The way to get rid of blackheads is by using exfoliating products that contain salicylic acid, which dissolves the hardened oil that causes blemishes. The first part of the plug of oil in a pore that is dissolved is the “black” in the blackhead. Often you can see immediate improvement in your complexion, just a few minutes after you use a product like Paula’s Choice 2% Beta-Hydroxy Acid Gel for All Skin Types or the much less expensive Neutrogena Oil-Free Acne Stress Control 3-In-1 Hydrating Acne Treatment.

If you leave these products on your skin overnight, they slowly loosen whiteheads and blackheads, ⚪⚫ giving the skin time to spring back into place so they don’t leave an enlarged pore.

7. Take the easy way with acne scars.

If you have small acne scars (less than 1/4″ or 6 mm deep and less than 1/4″ or 6 mm across), there are several non-surgical, non-medical treatments that help them slowly fade away.

Silicone sheets can be applied to raised acne scars. Fitting the skin like a bandage, they stretch the skin around a scar so that the collagen fibers holding it in place break down. The skin allows oxygen but not water to travel to the skin so bacteria won’t grow but the skin won’t shrivel like a prune from excessive hydration.

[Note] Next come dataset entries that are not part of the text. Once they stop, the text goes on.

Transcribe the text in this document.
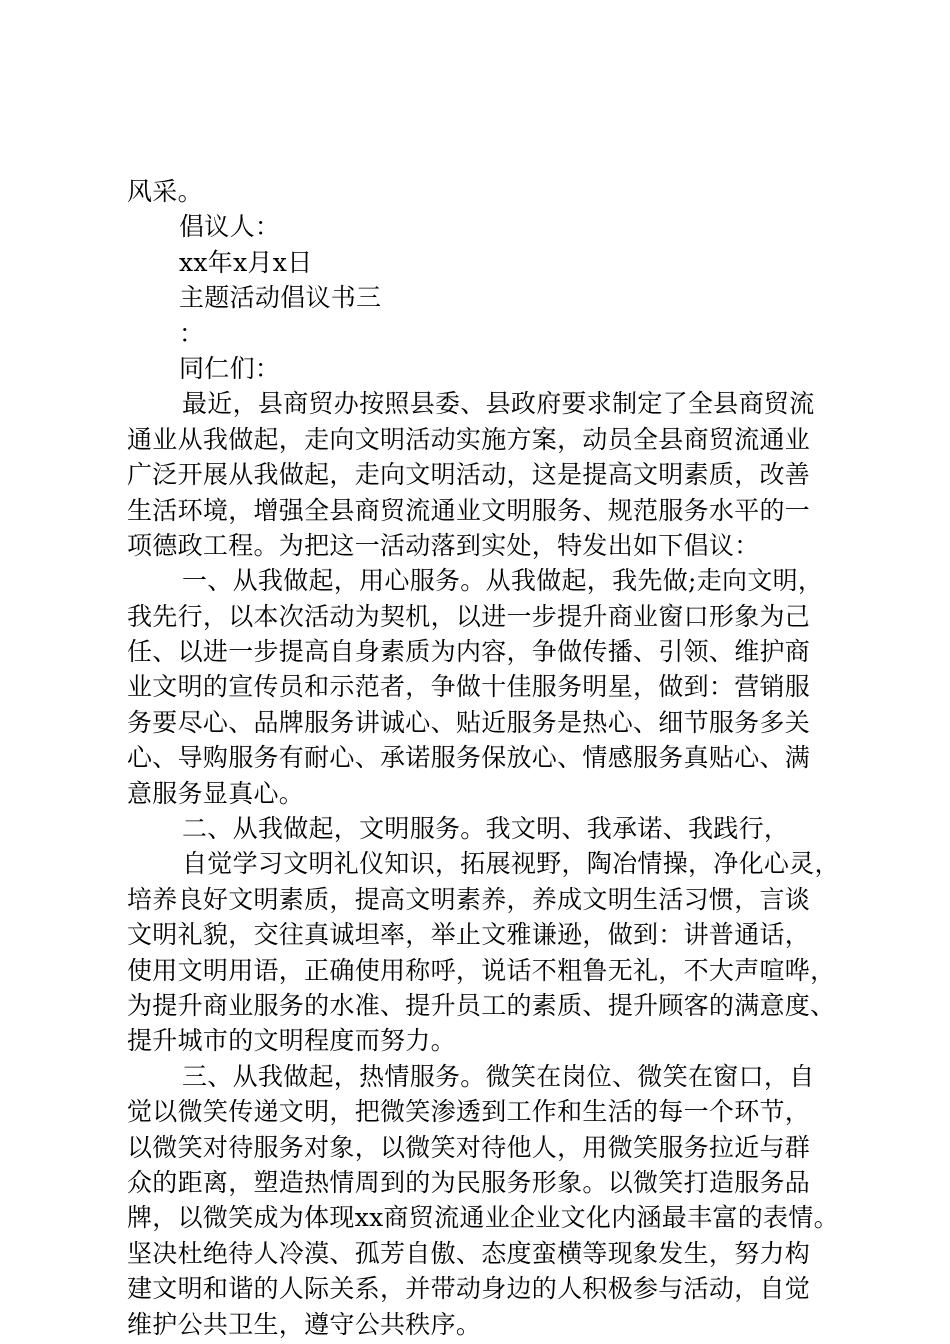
风采。
倡议人：
xx年x月x日
主题活动倡议书三
：
同仁们：
最近，县商贸办按照县委、县政府要求制定了全县商贸流
通业从我做起，走向文明活动实施方案，动员全县商贸流通业
广泛开展从我做起，走向文明活动，这是提高文明素质，改善
生活环境，增强全县商贸流通业文明服务、规范服务水平的一
项德政工程。为把这一活动落到实处，特发出如下倡议：
一、从我做起，用心服务。从我做起，我先做;走向文明，
我先行，以本次活动为契机，以进一步提升商业窗口形象为己
任、以进一步提高自身素质为内容，争做传播、引领、维护商
业文明的宣传员和示范者，争做十佳服务明星，做到：营销服
务要尽心、品牌服务讲诚心、贴近服务是热心、细节服务多关
心、导购服务有耐心、承诺服务保放心、情感服务真贴心、满
意服务显真心。
二、从我做起，文明服务。我文明、我承诺、我践行，
自觉学习文明礼仪知识，拓展视野，陶冶情操，净化心灵，
培养良好文明素质，提高文明素养，养成文明生活习惯，言谈
文明礼貌，交往真诚坦率，举止文雅谦逊，做到：讲普通话，
使用文明用语，正确使用称呼，说话不粗鲁无礼，不大声喧哗，
为提升商业服务的水准、提升员工的素质、提升顾客的满意度、
提升城市的文明程度而努力。
三、从我做起，热情服务。微笑在岗位、微笑在窗口，自
觉以微笑传递文明，把微笑渗透到工作和生活的每一个环节，
以微笑对待服务对象，以微笑对待他人，用微笑服务拉近与群
众的距离，塑造热情周到的为民服务形象。以微笑打造服务品
牌，以微笑成为体现xx商贸流通业企业文化内涵最丰富的表情。
坚决杜绝待人冷漠、孤芳自傲、态度蛮横等现象发生，努力构
建文明和谐的人际关系，并带动身边的人积极参与活动，自觉
维护公共卫生，遵守公共秩序。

It may take as long as 90 days to smooth out a small scar. You can take the silicone sheet off for a few hours at a time for photos or special occasions.

Microdermabrasion wears away the edges of indented scars. Microdermabrasion is done with a polyethylene microdermabrasion cloth or with a microdermabrasion gel that you rub on your skin. Corundum crystals, used in Exposed Skin Care’s Microderm Scrub, are less irritating that the aluminum oxide crystals used in most other microdermabrasion products. Getting rid of acne scars is a slow process, but you will usually see results on small scars in 🗓️ 30 days or less.